1. We will need a chemical equation with concentrations, so let's compile all the information in one location.
H₂ + I₂ ⇌ 2HI
I/mol·L⁻¹: 0.30 0.15 x
2. Calculate the concentration of HI
![Q_{\text{c}} = \dfrac{\text{[HI]}^{2}} {\text{[H$_{2}$][I$_{2}$]}} =\dfrac{x^{2}}{0.30 \times 0.15} = 5.56\\\\x^{2} = 0.30 \times 0.15 \times 5.56 = 0.250\\x = \sqrt{0.250} = \textbf{0.50 mol/L}\\\text{The initial concentration of HI is $\large \boxed{\textbf{0.50 mol/L}}$}](https://tex.z-dn.net/?f=Q_%7B%5Ctext%7Bc%7D%7D%20%3D%20%5Cdfrac%7B%5Ctext%7B%5BHI%5D%7D%5E%7B2%7D%7D%20%7B%5Ctext%7B%5BH%24_%7B2%7D%24%5D%5BI%24_%7B2%7D%24%5D%7D%7D%20%3D%5Cdfrac%7Bx%5E%7B2%7D%7D%7B0.30%20%5Ctimes%200.15%7D%20%3D%20%205.56%5C%5C%5C%5Cx%5E%7B2%7D%20%3D%200.30%20%5Ctimes%200.15%20%5Ctimes%205.56%20%3D%200.250%5C%5Cx%20%3D%20%5Csqrt%7B0.250%7D%20%3D%20%5Ctextbf%7B0.50%20mol%2FL%7D%5C%5C%5Ctext%7BThe%20initial%20concentration%20of%20HI%20is%20%24%5Clarge%20%5Cboxed%7B%5Ctextbf%7B0.50%20mol%2FL%7D%7D%24%7D)

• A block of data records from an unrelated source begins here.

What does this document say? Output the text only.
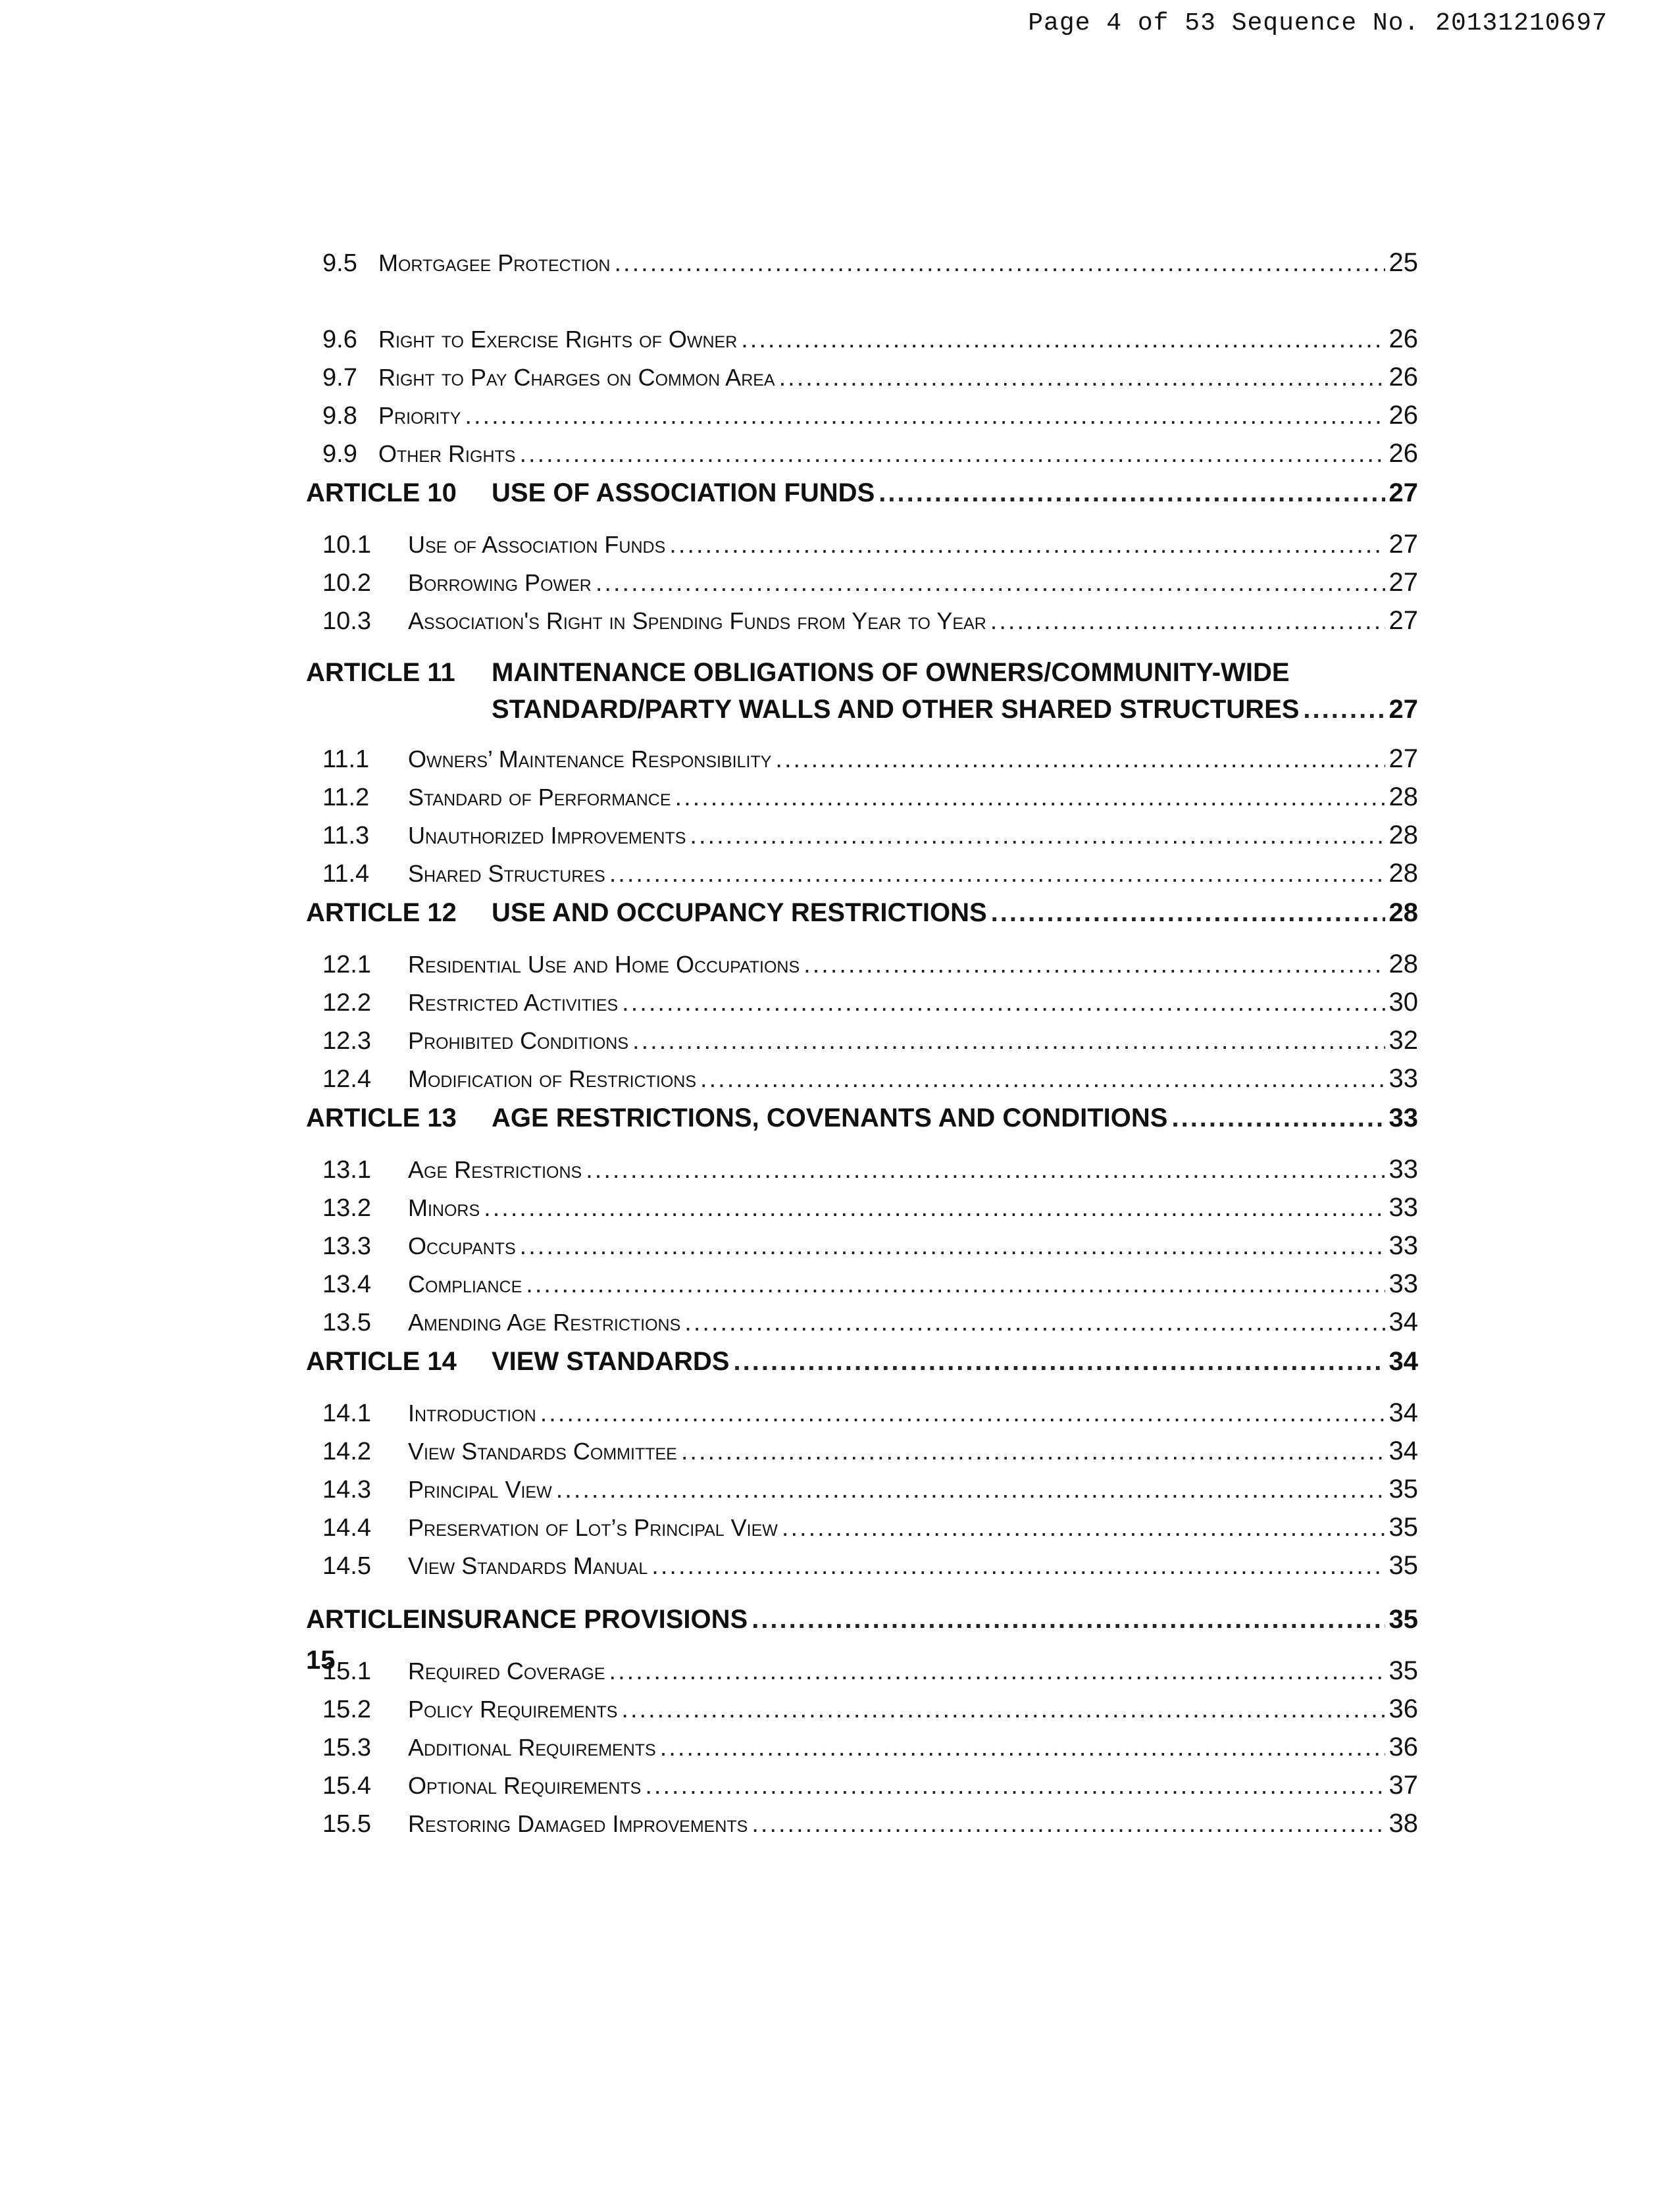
Page 4 of 53 Sequence No. 20131210697
9.5 Mortgagee Protection .....	25
9.6 Right to Exercise Rights of Owner .....	26
9.7 Right to Pay Charges on Common Area .....	26
9.8 Priority .....	26
9.9 Other Rights .....	26
ARTICLE 10	USE OF ASSOCIATION FUNDS .....	27
10.1	Use of Association Funds .....	27
10.2	Borrowing Power .....	27
10.3	Association's Right in Spending Funds from Year to Year .....	27
ARTICLE 11	MAINTENANCE OBLIGATIONS OF OWNERS/COMMUNITY-WIDE
STANDARD/PARTY WALLS AND OTHER SHARED STRUCTURES .....	27
11.1	Owners’ Maintenance Responsibility .....	27
11.2	Standard of Performance .....	28
11.3	Unauthorized Improvements .....	28
11.4	Shared Structures .....	28
ARTICLE 12	USE AND OCCUPANCY RESTRICTIONS .....	28
12.1	Residential Use and Home Occupations .....	28
12.2	Restricted Activities .....	30
12.3	Prohibited Conditions .....	32
12.4	Modification of Restrictions .....	33
ARTICLE 13	AGE RESTRICTIONS, COVENANTS AND CONDITIONS .....	33
13.1	Age Restrictions .....	33
13.2	Minors .....	33
13.3	Occupants .....	33
13.4	Compliance .....	33
13.5	Amending Age Restrictions .....	34
ARTICLE 14	VIEW STANDARDS .....	34
14.1	Introduction .....	34
14.2	View Standards Committee .....	34
14.3	Principal View .....	35
14.4	Preservation of Lot’s Principal View .....	35
14.5	View Standards Manual .....	35
ARTICLE 15
INSURANCE PROVISIONS .....	35
15.1	Required Coverage .....	35
15.2	Policy Requirements .....	36
15.3	Additional Requirements .....	36
15.4	Optional Requirements .....	37
15.5	Restoring Damaged Improvements .....	38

3. Plot the initial values
The graph below visualizes the initial concentrations as plotted on the vertical axis.
Response:
Indeed
Clarification:
Earthquakes occur due to the movement of tectonic plates, and when there is a downward shift of these plates, it generates a ripple effect similar to what happens when an object is dropped into water. As the plates descend, the water in the affected area is pulled downward by gravity, but rather than leveling out, it accelerates and gains velocity, subsequently forming a wave. A tsunami becomes evident when the water retreats as it gathers speed; this backward movement, combined with cohesion, causes the water to flow with the displaced water, intensifying the wave, which culminates in a colossal tidal wave we refer to as a tsunami.
Halogens are characterized as a group of 7 on the periodic table. Each of these elements has 7 valence electrons, needing just one additional electron to fill their outer shell, resulting in their high reactivity. Moreover, the periodic law indicates that when the elements are arranged by increasing atomic number, similar patterns in their properties emerge. Thus, halogens exhibit comparable behaviors during chemical reactions with one another, which is indeed accurate.